No entanto, no estrado, o Rufino, um bacharel transmontano, muito trigueiro, de pêra, alargava os braços, celebrava um anjo, «o Anjo da Esmola que ele entrevira, além no azul, batendo as asas de cetim...» Ega não compreendia bem - entalado entre um padre muito gordo que pingava de suor, e um alferes de lunetas escuras.

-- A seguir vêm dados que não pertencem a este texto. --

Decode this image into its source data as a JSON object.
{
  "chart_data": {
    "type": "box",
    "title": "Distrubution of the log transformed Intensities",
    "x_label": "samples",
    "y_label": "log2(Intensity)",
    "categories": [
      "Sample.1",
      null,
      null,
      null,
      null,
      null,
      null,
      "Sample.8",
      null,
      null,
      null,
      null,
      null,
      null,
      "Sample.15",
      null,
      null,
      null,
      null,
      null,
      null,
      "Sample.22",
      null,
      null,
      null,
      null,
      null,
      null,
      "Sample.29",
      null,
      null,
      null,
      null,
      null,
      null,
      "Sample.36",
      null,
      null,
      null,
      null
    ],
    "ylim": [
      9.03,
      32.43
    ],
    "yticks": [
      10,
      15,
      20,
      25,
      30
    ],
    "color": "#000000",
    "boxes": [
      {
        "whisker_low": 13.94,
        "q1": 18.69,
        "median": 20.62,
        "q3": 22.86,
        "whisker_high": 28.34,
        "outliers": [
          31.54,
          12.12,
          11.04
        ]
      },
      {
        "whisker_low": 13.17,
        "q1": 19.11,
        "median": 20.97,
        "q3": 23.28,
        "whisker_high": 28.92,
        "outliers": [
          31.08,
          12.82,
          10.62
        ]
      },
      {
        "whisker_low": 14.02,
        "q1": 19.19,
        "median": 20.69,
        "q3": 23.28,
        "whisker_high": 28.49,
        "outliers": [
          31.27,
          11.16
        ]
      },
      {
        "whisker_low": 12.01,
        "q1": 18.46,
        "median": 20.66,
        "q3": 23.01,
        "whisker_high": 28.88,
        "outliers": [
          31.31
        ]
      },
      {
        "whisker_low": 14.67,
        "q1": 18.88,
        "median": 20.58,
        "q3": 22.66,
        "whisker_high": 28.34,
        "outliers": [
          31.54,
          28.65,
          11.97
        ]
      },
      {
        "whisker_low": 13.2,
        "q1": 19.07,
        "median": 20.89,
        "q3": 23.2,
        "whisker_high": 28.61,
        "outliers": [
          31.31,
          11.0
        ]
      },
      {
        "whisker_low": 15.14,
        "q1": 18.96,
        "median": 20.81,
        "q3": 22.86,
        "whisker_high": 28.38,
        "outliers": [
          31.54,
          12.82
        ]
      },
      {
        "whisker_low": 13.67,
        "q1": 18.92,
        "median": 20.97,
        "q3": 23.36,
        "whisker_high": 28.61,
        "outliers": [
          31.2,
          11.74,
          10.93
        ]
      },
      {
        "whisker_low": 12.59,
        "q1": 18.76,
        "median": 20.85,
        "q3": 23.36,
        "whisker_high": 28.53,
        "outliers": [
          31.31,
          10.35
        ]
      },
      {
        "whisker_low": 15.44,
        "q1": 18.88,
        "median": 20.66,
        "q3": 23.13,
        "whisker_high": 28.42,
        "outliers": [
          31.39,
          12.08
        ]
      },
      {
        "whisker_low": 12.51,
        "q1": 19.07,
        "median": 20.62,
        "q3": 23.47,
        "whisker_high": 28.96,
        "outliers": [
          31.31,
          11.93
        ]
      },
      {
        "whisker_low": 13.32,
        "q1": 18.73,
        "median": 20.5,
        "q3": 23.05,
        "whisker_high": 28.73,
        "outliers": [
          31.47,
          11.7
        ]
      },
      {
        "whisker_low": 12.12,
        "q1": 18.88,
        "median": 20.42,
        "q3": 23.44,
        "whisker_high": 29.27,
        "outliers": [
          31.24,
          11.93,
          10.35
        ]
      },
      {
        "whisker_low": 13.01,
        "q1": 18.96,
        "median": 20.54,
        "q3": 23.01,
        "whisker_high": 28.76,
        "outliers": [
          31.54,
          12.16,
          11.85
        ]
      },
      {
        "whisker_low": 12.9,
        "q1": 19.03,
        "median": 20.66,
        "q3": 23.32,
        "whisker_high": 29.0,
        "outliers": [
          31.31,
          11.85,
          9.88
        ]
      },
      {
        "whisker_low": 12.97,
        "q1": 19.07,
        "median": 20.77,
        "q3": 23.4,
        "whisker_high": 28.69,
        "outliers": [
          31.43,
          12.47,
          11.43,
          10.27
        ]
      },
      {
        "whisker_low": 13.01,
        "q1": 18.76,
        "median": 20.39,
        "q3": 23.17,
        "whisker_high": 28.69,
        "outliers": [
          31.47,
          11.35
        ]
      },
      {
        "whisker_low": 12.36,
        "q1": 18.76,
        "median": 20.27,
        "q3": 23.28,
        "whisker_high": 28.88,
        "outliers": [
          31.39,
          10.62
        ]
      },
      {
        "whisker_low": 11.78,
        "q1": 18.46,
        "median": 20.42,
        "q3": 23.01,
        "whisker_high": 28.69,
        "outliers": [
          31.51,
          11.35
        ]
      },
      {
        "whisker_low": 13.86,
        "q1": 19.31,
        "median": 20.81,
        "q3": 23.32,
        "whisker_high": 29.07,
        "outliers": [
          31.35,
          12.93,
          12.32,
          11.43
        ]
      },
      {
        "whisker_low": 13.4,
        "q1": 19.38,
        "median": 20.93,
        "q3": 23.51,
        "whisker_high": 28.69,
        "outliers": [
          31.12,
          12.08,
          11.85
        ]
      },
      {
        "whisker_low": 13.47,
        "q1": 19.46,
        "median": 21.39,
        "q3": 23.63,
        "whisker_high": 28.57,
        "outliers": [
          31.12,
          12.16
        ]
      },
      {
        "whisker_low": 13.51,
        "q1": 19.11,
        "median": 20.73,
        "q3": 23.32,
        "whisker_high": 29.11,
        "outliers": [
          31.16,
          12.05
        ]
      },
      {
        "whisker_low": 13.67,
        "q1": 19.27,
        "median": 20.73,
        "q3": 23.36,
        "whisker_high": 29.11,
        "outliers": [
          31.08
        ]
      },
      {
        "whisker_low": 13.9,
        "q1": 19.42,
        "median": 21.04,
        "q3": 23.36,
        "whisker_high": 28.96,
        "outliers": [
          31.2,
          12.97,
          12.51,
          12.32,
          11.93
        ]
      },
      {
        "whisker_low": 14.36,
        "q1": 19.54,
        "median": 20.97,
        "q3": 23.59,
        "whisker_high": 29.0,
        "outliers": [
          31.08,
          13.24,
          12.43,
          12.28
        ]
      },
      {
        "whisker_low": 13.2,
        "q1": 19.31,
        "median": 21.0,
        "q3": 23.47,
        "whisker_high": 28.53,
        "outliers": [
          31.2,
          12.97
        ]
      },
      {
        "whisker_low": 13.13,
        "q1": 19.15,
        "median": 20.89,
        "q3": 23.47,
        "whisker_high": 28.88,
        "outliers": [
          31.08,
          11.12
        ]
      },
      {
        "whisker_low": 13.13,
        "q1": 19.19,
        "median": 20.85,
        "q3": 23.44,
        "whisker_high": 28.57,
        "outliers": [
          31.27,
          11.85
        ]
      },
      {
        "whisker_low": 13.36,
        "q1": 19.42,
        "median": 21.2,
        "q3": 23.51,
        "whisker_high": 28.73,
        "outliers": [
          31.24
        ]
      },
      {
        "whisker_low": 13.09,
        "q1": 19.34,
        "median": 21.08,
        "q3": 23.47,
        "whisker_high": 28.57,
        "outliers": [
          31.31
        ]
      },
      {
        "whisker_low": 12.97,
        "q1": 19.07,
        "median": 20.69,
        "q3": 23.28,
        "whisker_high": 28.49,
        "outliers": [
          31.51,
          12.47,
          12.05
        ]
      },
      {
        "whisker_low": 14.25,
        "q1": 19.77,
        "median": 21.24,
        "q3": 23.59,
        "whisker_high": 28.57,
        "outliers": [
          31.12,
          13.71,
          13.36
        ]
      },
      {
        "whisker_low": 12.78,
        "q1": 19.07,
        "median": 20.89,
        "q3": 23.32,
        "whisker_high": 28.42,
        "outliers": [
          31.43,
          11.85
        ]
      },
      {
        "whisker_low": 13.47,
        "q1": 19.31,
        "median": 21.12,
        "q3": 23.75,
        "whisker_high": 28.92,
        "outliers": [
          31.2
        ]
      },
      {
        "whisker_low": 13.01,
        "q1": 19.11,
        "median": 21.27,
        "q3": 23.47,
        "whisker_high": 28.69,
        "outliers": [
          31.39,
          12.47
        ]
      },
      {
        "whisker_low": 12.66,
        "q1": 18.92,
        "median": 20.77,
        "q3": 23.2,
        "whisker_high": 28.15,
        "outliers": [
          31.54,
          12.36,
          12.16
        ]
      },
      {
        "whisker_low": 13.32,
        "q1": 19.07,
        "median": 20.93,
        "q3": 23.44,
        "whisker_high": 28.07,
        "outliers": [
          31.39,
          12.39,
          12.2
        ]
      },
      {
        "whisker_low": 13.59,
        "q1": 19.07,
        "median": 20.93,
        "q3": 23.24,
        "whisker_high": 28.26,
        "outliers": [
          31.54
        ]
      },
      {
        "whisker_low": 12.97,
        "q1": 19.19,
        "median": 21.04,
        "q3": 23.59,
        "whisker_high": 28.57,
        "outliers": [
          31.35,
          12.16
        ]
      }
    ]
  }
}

Por fim não se conteve:- «Sobre que está ele a falar?» E foi o padre que o informou, com a face luzidia, inflamada de entusiasmo:
- Tudo sobre a caridade, sobre o progresso! Tem estado sublime... Infelizmente está a acabar!
Parecia ser, com efeito, a peroração. O Rufino arrebatara o lenço, limpara a testa lentamente; depois arremeteu para a borda do tablado, voltando-se para as cadeiras reais com um tão ardente gesto de inspiração - que o colete repuxado descobriu o começo da ceroula. Foi então que Ega compreendeu. Rufino estava exaltando uma princesa que dera seiscentos mil reis para os inundados do Ribatejo, e ia a beneficio deles organizar um bazar na Tapada. Mas não era só essa soberba esmola que deslumbrava o Rufino - porque ele, «como todos os homens educados pela filosofia e que têm a verdadeira orientação mental do seu tempo, via nos grandes factos da história não só a sua beleza poética, mas a sua influência social.